Wha' hoppen?  Basically, all the youngsters grew up and hightailed it out of there, while Mom and Dad stayed, morphing into Grandma and Grandpa, then Great-Grandma and Great-Grandpa.  Some of the young fry ditched church altogether, others moved away, and those who stayed around opted for livelier digs.  New young families checked out the action and found there wasn't much of it, especially stuff for their kids.  A Methodist church out in the country (where there has been something of a population boom) competes for these customers and is growing while Makin is dwindling.  Makin has actually become a satellite of that church, with their pastor doing us as a sideline to her main gig.

So why do I go here?  A flip answer would be "Because they aren't Baptists!"  Actually, that's close to the truth.  I went to the local Baptist church at first because it's practially the only game in town--at least the biggest one.  I liked the people there (most of them!), and the music was the good ol' Southern gospel of my childhood.  But I got to where I couldn't abide their fundamentalist "goin'-to-Hell" doctrine and felt like the worst kind of a hypocrite sitting there with my fingers crossed behind my back.  So I tried the Methodists, on the theory that their denomination doesn't force you to go for the whole enchilada.  Besides, Ruth goes there.  Sometimes.

I found the Church in the Lurch is my kind of place.  I like the Lady Preacher (once I got used to the idea and quit wondering "When are they going to send us a real one?).  She does interesting sermons and keeps them short.  I usually clock her at 20 minutes or less, whereas the Baptist guy went on for close to an hour.  And she goes off on different topics, not the same old "You Are Going to Hell if You Don't Believe in Jesus."  Sometimes her husband dozes off.  He's heard the same sermon at the other church. 
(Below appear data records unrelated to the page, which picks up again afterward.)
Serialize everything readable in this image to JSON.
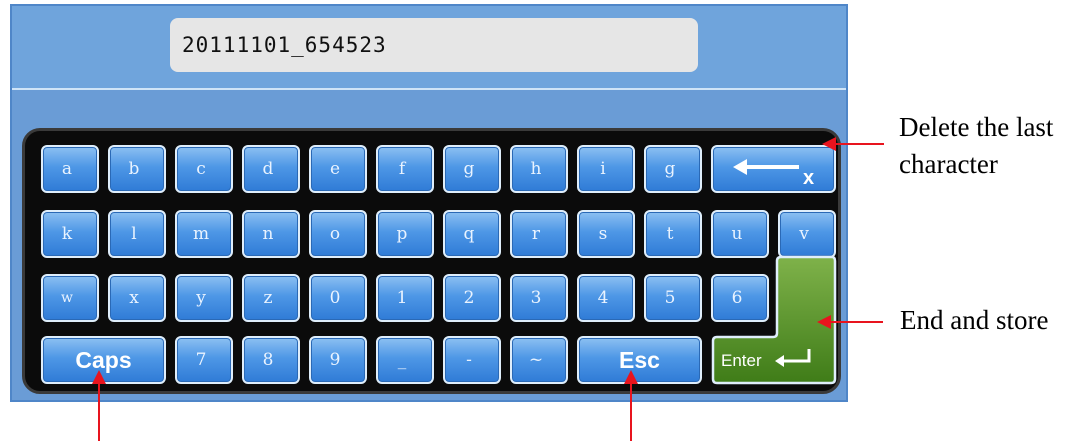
{
  "filename": "20111101_654523",
  "keyboard": {
    "row1": [
      "a",
      "b",
      "c",
      "d",
      "e",
      "f",
      "g",
      "h",
      "i",
      "g"
    ],
    "row2": [
      "k",
      "l",
      "m",
      "n",
      "o",
      "p",
      "q",
      "r",
      "s",
      "t",
      "u",
      "v"
    ],
    "row3": [
      "w",
      "x",
      "y",
      "z",
      "0",
      "1",
      "2",
      "3",
      "4",
      "5",
      "6"
    ],
    "row4_mid": [
      "7",
      "8",
      "9",
      "_",
      "-",
      "~"
    ],
    "backspace_icon": "backspace-arrow",
    "backspace_label": "x",
    "caps_label": "Caps",
    "esc_label": "Esc",
    "enter_label": "Enter"
  },
  "annotations": {
    "delete_line1": "Delete the last",
    "delete_line2": "character",
    "end_store": "End and store"
  },
  "colors": {
    "panel": "#6a9cd6",
    "key": "#3d8ae0",
    "enter": "#4e8a1f",
    "arrow": "#e8141e"
  }
}
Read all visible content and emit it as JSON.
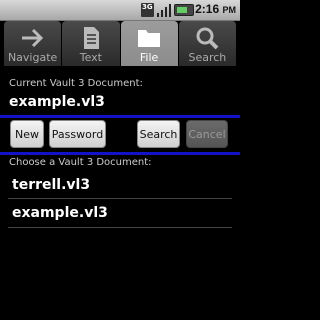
{
  "status_bar": {
    "time": "2:16",
    "time_suffix": "PM",
    "network": "3G",
    "icons": [
      "3g-icon",
      "signal-icon",
      "battery-icon"
    ]
  },
  "tabs": [
    {
      "label": "Navigate",
      "icon": "arrow-right-icon",
      "active": false
    },
    {
      "label": "Text",
      "icon": "document-icon",
      "active": false
    },
    {
      "label": "File",
      "icon": "folder-icon",
      "active": true
    },
    {
      "label": "Search",
      "icon": "magnifier-icon",
      "active": false
    }
  ],
  "current": {
    "label": "Current Vault 3 Document:",
    "document": "example.vl3"
  },
  "buttons": {
    "new": "New",
    "password": "Password",
    "search": "Search",
    "cancel": "Cancel"
  },
  "choose": {
    "label": "Choose a Vault 3 Document:",
    "items": [
      "terrell.vl3",
      "example.vl3"
    ]
  },
  "colors": {
    "divider": "#1212c8",
    "active_tab": "#9c9c9c"
  }
}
I like the people there.  Hey, I'm a geezer, too.  They can't sing worth a darn, but I can't either.  The piano-playing lady hits clinkers and throws us off, and nobody cares.  We sing the same Southern gospel songs as the Baptists, but we murder them.  If they let dogs in, they would howl in pain.  They have a relaxed dress code.  The Preacher Lady wears sweat pants and running shoes.  We can wear whatever we want.   I choose jeans and a T-shirt.  We have one little girl (she belongs to the piano-playing lady) and we let her light the candles, and then she sits there and does her coloring book.  I guess you could say we're laid-back.  Just waiting for something.  The Church in the Lurch.